We improve performance and tune existing models that classify articles as relevant or not to a particular news feed by article content. We do this by hyper-parameter tuning of existing models, feature selection and dimensionality reduction. We also create a configurable standalone data analysis tool for end users to enable them to more closely examine and explore the data included in these models. This tool creates a report that enables a quick iteration of exploratory data analysis. To accomplish this we include in the report different optimal feature selection techniques and and data visualization panels to explore the distribution and correlation of standalone features and their correlations with each other.
After examining model performance the task was changed to build self configurable data analysis tool that allows feature exploration and engineering future features. The tool needed to interact with the existing system infrastructure while taking into account complex organization needs.
Midway through the development we realized that exploratory data analysis would be extremely difficult with the large number of features involved in the current models (~400 features). To solve this issue we developed a feature selection voting mechanism that produces a small subset of important features, that should be more closely examined through visualizations and interactions.

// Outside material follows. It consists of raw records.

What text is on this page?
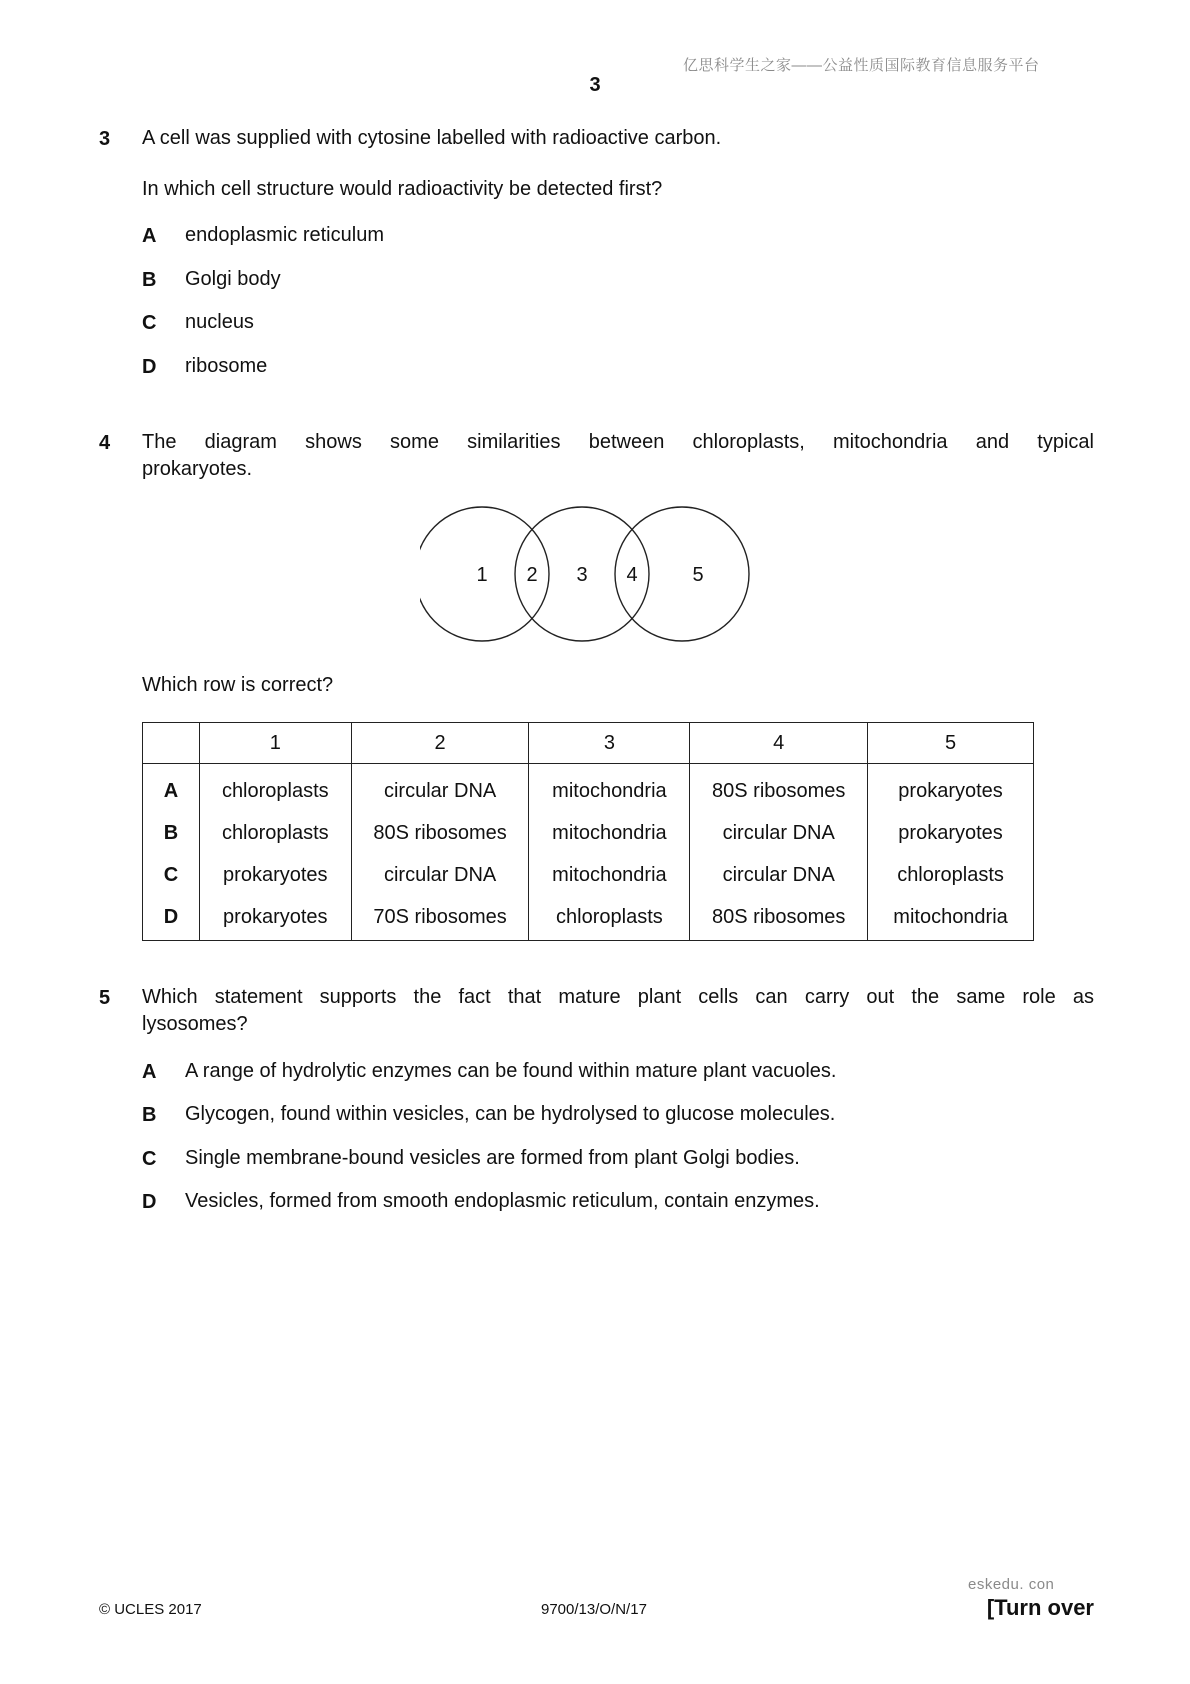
亿思科学生之家——公益性质国际教育信息服务平台
3
3 A cell was supplied with cytosine labelled with radioactive carbon.
In which cell structure would radioactivity be detected first?
A endoplasmic reticulum
B Golgi body
C nucleus
D ribosome
4 The diagram shows some similarities between chloroplasts, mitochondria and typical
prokaryotes.
1 2 3 4	5
Which row is correct?
	1	2	3	4	5
A	chloroplasts	circular DNA	mitochondria	80S ribosomes	prokaryotes
B	chloroplasts	80S ribosomes	mitochondria	circular DNA	prokaryotes
C	prokaryotes	circular DNA	mitochondria	circular DNA	chloroplasts
D	prokaryotes	70S ribosomes	chloroplasts	80S ribosomes	mitochondria
5 Which statement supports the fact that mature plant cells can carry out the same role as
lysosomes?
A A range of hydrolytic enzymes can be found within mature plant vacuoles.
B Glycogen, found within vesicles, can be hydrolysed to glucose molecules.
C Single membrane-bound vesicles are formed from plant Golgi bodies.
D Vesicles, formed from smooth endoplasmic reticulum, contain enzymes.
eskedu. con
© UCLES 2017	9700/13/O/N/17	[Turn over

The large number of features, and the involvement in the already very well-developed data-scientific infrastructure implied dealing with a huge number of features that we do not fully understand their engineering and their significance to the business.
Many of the features include a large number of missing values. Currently the models fill these missing values with the mean, median, minimal value or maximal value, but we came up with different possibilities, as we elaborate in the “Further development” section.
Achievements (according to KPIs)
- We were able to improve precision and recall of different classification models by tuning their hyper-parameters.
- Through our data exploration we realized that time is an important component in the determination of relevancy, though it is not taken into account currently in the models. We elaborate on this in the further development section.
This project can still develop in different ways:
- Studying the effects of reducing dimensionality, either by using feature selection methods or by using dimensionality reduction methods (PCA, SVD, LDA, etc.), on model performance.
- Studying the effect of reducing dimensionality by removing features with a large number of missing values. Currently, the models fill missing values using statistics describing the features’ distributions (mean, median, min, max), but potentially dropping the feature altogether or filling missing values using other methods (random selection from the features’ distributions, e.g.,) might improve model performance.
- Studying the effect of running different models, using different subsets of features, on subsets of observations that include values for said features: This is instead of filling missing values, as described above.
- Modelling the data as time series. Exploratory data analysis during the internship suggests that potentially the observations are time-dependent, though the time trends are not currently modeled in classifying relevancy. Examining the time trends and including them in future analyses might improve the model’s predictions.